3) Challenge: With early childhood students, “you have to change your language just a little bit because they still might not developmentally understand what a question is,” Williams observed. Because students are still developing their awareness of questions, teachers found that a slight wording change — from “question” to “wonder” — often evoked more questions at the start of the QFT.
Solution: “What are you curious about?” or “What are you wondering?” was language early learners could understand to get them to a question, as Williams expressed. Smith noted, “It made it a lot easier for them to turn a statement into a question if you phrased it that way.”
4) Challenge: The open-ended vs. closed-ended question step can be a particular struggle for early learners. Students have trouble recognizing the categories and sometimes can become insistent or upset when they disagree with others about a question’s category.
Solution: Students’ reasoning and the conversation around it became more important than getting closed and open exactly right every time. “What the kids have taught me is — what I think the purpose of the QFT is the conversation that you create around the inquiry, it’s about the inquiry,” Leffel shared. Students can agree to disagree rather than feeling that they must get it “right.”
5) Challenge: Recording questions in small groups can be difficult and time-consuming for children who cannot write independently or who cannot write quickly.

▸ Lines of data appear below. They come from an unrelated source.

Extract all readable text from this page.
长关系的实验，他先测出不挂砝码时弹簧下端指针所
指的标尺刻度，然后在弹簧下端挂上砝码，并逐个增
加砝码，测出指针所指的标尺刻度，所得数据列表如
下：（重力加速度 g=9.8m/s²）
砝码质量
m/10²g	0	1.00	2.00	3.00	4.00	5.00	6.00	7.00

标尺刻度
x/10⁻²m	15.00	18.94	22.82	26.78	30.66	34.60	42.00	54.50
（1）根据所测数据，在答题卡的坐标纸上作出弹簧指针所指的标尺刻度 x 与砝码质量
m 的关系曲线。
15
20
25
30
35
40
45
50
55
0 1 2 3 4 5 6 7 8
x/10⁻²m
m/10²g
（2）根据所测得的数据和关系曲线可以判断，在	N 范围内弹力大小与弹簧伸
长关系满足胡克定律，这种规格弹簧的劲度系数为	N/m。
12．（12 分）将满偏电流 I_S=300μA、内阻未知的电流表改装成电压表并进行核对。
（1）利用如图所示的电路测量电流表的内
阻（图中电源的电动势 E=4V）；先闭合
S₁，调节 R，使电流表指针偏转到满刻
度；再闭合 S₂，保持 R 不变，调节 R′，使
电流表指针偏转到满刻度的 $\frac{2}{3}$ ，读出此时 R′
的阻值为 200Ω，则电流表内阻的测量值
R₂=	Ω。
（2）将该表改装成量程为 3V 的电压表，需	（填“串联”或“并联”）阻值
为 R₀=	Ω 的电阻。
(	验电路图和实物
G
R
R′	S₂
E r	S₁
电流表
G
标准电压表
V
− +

Solution: Teachers often scribe for students, being careful not to judge or change the questions in any way.
6) Challenge: It is difficult to find time for practice and reinforcement.
Solution: Teachers report how important it is to get parents involved by sharing with parents how important questioning is within their classroom and encouraging parents to support students by asking questions and finding answers. After attending the Birmingham Civil Rights Museum with her mother, one of Ramos’ students returned with a wealth of information to share. “She’s 4! But she is telling me all of these things because she is in an environment where her mom allows her to ask questions and gives her the answers,” Ramos shared. Teachers also reported that it was helpful to realize that the QFT did not have to be done from start to finish every single time but could be part of quick moments to voice wonderings. Moments like seeing an unfamiliar bug while walking through a garden or trying foods featured in books allowed teachers to find more informal ways to reinforce the skills.
The Impact of Cultivating Curiosity on Student-Teacher Dynamics
Once students become familiar with the QFT and find a place where questions are encouraged, questioning becomes an organic part of learning. After experiencing the QFT, one of Leffel’s students began to approach her and exclaim, “‘Questions are the best, Ms. Leffel, here are my questions!’” He would then share his questions from the day.
Recognizing the impact questioning has on their students, the teachers became more intentional about making space for these questions. For example, Williams’ Curiosity Wall — a place on the whiteboard for students to leave their questions, modeled after the QFT — helps Williams honor student-generated questions in real-time. Space for student questioning doesn’t only impact student engagement and enthusiasm, but significantly improves their skills in phonemic awareness and oral storytelling as well.
Teachers found that honoring student questions with time and space has an impact beyond the classroom. “That is always my mindset. I am teaching you math, reading, social studies, and science. I also want to instill kindness, goodness, curiosity, fairness, gentleness, and appreciation for beauty and loveliness. So for me, the QFT reminds me that wondering and wonderment are sacred, beautiful, and worthy of time,” Leffel shared. She has also made this space for herself, reminded by the QFT and her students that there’s value in giving yourself room to wonder about the world around you, too.